Hence, it could be safely concluded that no amounts were received during the year and accordingly, no sum of money is found credited during the year and hence, no addition u/s 68 of the Act could be made as the said provision is not applicable at all. Consequentially, the interest disallowed on the said loan during the year is allowed.
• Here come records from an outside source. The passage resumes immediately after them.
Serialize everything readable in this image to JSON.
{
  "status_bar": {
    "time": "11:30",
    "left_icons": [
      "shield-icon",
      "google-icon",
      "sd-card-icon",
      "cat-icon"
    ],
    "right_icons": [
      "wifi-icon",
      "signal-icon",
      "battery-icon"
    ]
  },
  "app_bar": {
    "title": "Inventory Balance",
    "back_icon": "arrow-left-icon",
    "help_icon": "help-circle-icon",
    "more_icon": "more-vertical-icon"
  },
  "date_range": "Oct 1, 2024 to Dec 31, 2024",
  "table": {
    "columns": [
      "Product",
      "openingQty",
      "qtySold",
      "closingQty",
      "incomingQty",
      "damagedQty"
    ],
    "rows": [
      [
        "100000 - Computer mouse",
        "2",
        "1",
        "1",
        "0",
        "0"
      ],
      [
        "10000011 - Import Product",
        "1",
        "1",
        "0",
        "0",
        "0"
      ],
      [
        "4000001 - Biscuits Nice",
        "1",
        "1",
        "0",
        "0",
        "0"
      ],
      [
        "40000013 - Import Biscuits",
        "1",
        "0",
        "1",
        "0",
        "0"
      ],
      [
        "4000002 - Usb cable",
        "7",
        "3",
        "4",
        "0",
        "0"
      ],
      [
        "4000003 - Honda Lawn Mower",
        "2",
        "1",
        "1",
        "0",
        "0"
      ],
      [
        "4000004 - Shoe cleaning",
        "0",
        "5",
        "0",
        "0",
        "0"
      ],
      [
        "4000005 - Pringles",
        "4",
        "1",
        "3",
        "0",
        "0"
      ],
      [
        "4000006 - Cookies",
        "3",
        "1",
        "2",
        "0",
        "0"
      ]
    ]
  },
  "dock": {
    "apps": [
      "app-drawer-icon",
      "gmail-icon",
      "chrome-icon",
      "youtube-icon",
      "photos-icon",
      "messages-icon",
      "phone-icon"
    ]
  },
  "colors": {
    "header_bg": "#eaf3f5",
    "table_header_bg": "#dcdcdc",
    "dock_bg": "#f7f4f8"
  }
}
C. Vinod Goel and Sons HUF

16. The assessee has furnished the copy of ITR acknowledgement of the lender for AY 2018-19, confirmation from the lenders, statement of affairs as on 31.03.2018 of the lender before the ld AO. On perusal of the said documents, we find that no no fresh loan was received during the year. On the existing loan, only the interest is found credited to the account of the lender. The orders of the lower authorities are completely silent as to whether any addition on account of unsecured loan was made in the year of receipt of loan. Hence, it could be safely concluded that no amounts were received during the year and accordingly, no sum of money is found credited during the year and hence, no addition u/s 68 of the Act could be made as the said provision is not applicable at all. Consequentially, the interest disallowed on the said loan during the year is allowed.

D. Pankaj Arora HUF

17. The assessee has filed ITR acknowledgement of the lender for AY 2018-19, together with the confirmation and bank statements of the lender. On perusal of the ledger account of the ledger account of the lender there was no receipt of fresh loans during the year and hence, provision of Section 68 of the Act shall not be applicable. Consequentially, the interest paid on such loan is allowed.

E. Ramesh Chand Arora

18. The assessee has filed ITR acknowledgement of the lender for AY 2018-19, together with the confirmation and bank statements of the lender. On perusal of the ledger account of the lender there was no receipt of fresh loans during the year and hence, provision of Section 68 of the Act shall not be applicable. Consequentially, the interest paid on such loan is allowed.

F. Pramod Goel HUF

19. The assessee has filed ITR acknowledgement of the lender for AY 2018-19, together with the confirmation and bank statements of the lender. On perusal of the ledger account of the ledger account of the lender there was no receipt of fresh loans during the year and hence, provision of Section 68 of the Act shall not be applicable. Consequentially, the interest paid on such loan is allowed.

20. In view of the aforesaid observations, the addition made u/s 68 of the Act together with the disallowance of interest on unsecured loan are hereby directed to be deleted. Accordingly, the Ground Nos. 2 and 3 raised by the assessee are allowed.

21. To sum up, both the appeals of the assessee are allowed.

Order pronounced in the open court on 16/04/2026.